Italienne de naissance, seule fille d’une fratrie de quatre, Francesca Poloniato grandit au sein d’une cellule familiale forte. Pas de culture à la maison, si ce n’est quelques films italiens et Au théâtre ce soir que sa mère regarde. C’est à Nantes, où elle arrive très jeune avec ses parents, qu’elle fait ses classes professionnelles.

Mais c’est à Marseille, au Théâtre du Merlan, qu’elle vient de décrocher, il y a un an, son premier poste de direction avec un projet ayant comme emblème la Maison. Une maison à l’image de sa directrice : ouverte, chaleureuse et festive — ses salles sont pleines et son public un des plus mixtes et respectueux de la région.

Peu l’appellent Madame Poloniato, elle est Francesca, et c’est pour elle le gage du succès de son projet. Dans sa Maison, elle met en partage ce qu’elle a, ce qu’elle aime et ce dont elle rêve. Elle s’en arrange au milieu des contraintes et des réalités de son lieu d’implantation, de son budget. Le reste, elle l’imagine et elle tisse avec d’autres ce qui lui manque. Tisser des liens est la chose qu’elle sait le mieux faire, instinctivement. Parfois, elle brode avec Edith Amsallem (projet Broder la ville), une des artistes de sa « Ruche » (avec Arthur Perole et Fanny Soriano). Parfois, elle sort, en festivals ou au centre social, avec sa « Bande », parce qu’au quartier, « artistes associés », ça fait pas sérieux, et surtout parce que ce qui l’intéresse, c’est construire ensemble. Ils sont sept — Nevché, Pauline Bureau, Antonella Amirante, François Cervantes, Mickaël Phelippeau, Nathalie Pernette et Céline Schnepf — à investir la scène du Merlan pendant trois ans. « La Bande, elle m’accompagne, la Ruche, je les accompagne », scande Francesca, qui encourage la circulation des artistes (Arthur Perole, qui réalise la chorégraphie de la création de Mélanie Laurent Le Dernier Testament au Théâtre du Gymnase, fera sa création Rock’n chair à Chaillot et à Klap). Il a aussi fallu rentrer dans la bande des habitants, des habitués, et régler doucement la fréquence de l’équipe sur la nouvelle FM (Francesca du Merlan). Elle vient d’intégrer dans son équipe un jeune du quartier en service civique aux relations publiques.
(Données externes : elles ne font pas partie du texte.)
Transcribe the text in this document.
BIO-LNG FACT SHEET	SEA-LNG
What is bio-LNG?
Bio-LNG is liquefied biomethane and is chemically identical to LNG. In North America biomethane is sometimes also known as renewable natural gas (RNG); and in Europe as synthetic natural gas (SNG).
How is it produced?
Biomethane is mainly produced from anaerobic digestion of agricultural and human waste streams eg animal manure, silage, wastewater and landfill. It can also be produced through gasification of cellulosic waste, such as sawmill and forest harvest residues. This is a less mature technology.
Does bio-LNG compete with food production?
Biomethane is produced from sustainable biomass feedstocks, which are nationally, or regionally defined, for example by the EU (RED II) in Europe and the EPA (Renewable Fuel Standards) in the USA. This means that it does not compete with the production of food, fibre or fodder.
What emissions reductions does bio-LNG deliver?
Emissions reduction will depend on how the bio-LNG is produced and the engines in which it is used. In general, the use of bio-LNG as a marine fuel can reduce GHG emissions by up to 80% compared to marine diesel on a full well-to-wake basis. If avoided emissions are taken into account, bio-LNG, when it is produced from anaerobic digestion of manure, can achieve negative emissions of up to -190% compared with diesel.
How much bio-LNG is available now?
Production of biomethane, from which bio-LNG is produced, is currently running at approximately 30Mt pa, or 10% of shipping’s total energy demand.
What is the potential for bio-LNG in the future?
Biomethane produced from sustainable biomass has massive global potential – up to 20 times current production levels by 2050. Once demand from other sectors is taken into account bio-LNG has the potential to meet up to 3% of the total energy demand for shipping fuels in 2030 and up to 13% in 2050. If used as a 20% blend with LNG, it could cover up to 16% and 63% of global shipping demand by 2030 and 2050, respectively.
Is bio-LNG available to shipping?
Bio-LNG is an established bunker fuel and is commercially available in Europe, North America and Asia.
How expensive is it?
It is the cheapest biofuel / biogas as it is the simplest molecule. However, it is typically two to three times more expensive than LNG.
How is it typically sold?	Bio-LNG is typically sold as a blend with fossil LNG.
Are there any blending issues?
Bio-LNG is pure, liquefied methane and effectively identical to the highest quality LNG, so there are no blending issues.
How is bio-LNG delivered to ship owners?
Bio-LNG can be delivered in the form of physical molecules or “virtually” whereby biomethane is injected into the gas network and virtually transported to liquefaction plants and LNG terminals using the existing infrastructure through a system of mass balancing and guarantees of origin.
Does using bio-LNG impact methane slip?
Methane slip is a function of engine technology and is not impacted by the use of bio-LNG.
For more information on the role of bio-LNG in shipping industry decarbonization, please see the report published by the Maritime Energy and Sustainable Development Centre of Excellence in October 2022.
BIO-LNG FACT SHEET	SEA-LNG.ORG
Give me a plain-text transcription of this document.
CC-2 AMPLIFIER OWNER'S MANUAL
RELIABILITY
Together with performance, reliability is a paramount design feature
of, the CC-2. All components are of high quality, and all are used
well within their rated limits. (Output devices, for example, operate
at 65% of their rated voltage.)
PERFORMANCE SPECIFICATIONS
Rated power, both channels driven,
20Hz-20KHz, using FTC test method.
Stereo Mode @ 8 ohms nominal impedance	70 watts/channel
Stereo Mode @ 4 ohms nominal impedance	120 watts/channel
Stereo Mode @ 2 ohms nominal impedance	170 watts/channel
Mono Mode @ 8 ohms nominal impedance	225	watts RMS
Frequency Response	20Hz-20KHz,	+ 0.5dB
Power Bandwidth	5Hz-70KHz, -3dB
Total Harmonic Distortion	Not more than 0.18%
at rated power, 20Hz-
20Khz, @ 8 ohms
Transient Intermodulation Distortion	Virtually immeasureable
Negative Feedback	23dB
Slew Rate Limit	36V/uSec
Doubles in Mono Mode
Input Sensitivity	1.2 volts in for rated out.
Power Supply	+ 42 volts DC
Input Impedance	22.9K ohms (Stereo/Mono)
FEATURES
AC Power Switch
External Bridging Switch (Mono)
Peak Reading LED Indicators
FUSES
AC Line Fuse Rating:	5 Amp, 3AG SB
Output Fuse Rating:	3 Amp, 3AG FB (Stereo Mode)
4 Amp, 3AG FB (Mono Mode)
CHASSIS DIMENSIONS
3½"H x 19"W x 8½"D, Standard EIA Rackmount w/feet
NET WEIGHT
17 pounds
Elle espère pouvoir bientôt leur offrir un joli accueil, repeint et agréable — c’est important, le beau — afin de les inciter à passer et même à venir regarder la télé si ensuite cela les emmène dans la salle.

 

La transmission

La première bande qu’elle fréquente, c’est celle des enseignants de son collège, tous issus de la génération Jean-Marc Ayrault, qui éveilleront sa curiosité artistique en l’emmenant dans divers lieux et festivals au moment où Nantes est un pôle culturel innovant et très prolifique (Royal de Luxe, le Festival des 3 C…). Elle se choisit même une « mère culturelle » en la personne de sa professeure d’histoire.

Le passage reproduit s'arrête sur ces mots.